Ms Hecht, a professor at UCLA, sheltered under a door jamb, the recommended procedure during an earthquake. Most of her belongings were still in boxes because she had had to evacuate her house during the brush fires that hit Los Angeles at the end of 1993. Her chimney collapsed and water and electricity were cut off. Eight hours after the first big shock at 4.31am, aftershocks were still bringing down pieces of the chimney.

'We've got people we're pulling out all the time,' said Steve Bascom, a fire captain. The worst damage occurred where the ground was soft. Seismologists say that the quake was fairly shallow and this may have limited the amount of damage in the rest of the city. Outside a 20 mile (32km) circle centred on the epicentre most of the houses in Los Angeles suffered only cracked plaster and a few breakages.

It was the most serious earthquake to hit Los Angeles since the area was populated a century ago. Larger buildings are heavily earthquake-proofed, as are many private houses, though two out of three houses do not carry earthquake insurance. The quake occurred on an unmapped fault in the San Fernando valley, the Santa Monica hills becoming a little higher and the valley bottom sinking.

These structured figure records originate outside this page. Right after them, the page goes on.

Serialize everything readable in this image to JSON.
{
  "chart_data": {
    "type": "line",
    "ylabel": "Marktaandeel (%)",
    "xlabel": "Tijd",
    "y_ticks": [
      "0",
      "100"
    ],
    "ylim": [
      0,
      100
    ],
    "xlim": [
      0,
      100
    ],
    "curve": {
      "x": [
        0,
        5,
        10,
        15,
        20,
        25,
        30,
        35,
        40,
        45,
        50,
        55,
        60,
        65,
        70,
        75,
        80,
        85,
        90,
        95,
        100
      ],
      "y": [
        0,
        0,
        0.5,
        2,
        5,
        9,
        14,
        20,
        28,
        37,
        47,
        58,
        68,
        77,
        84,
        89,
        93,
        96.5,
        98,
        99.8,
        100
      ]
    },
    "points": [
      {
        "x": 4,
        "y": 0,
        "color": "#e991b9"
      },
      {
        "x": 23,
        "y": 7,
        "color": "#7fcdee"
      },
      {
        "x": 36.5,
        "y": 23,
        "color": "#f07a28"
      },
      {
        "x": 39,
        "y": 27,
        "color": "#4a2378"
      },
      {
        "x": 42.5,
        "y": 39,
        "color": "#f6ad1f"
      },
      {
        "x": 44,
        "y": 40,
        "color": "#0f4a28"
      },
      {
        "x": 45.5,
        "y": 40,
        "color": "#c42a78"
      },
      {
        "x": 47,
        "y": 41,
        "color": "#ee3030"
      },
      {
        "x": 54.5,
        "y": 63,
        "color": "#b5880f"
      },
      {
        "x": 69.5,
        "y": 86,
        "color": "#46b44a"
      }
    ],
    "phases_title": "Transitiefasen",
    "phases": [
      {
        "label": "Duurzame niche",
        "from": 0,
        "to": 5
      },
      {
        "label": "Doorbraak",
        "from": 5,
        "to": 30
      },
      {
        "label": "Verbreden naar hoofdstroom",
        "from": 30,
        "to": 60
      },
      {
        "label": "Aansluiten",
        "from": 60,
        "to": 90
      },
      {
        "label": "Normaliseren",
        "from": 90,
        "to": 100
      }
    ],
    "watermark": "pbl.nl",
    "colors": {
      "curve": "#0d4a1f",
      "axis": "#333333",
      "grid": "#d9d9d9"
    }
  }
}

The most immediate impact of the disaster was a cut-off of electricity, water and gas in many areas. Ruptured gas mains ignited a number of big fires, and water pipes were fractured. Many people, fearing the aftershocks might get worse, ate from barbecues outside. Because the entire West Coast grid was affected there were power cuts as far north as Portland, Oregon, and Seattle, Washington. A broken oil pipeline was pouring oil into the Santa Clara river.

In the Grenada Hills, fireballs were rising into the air from the gas mains. Aftershocks led to clouds of dust rising from rock slides. So far none of the local reservoirs have been ruptured. Nearby in Sylmar, the epicentre of an earthquake in 1971, at least 30 homes caught fire but most blazes were later brought under control. Local hospitals were swamped by casualties, mostly suffering from minor injuries such as cuts from broken glass.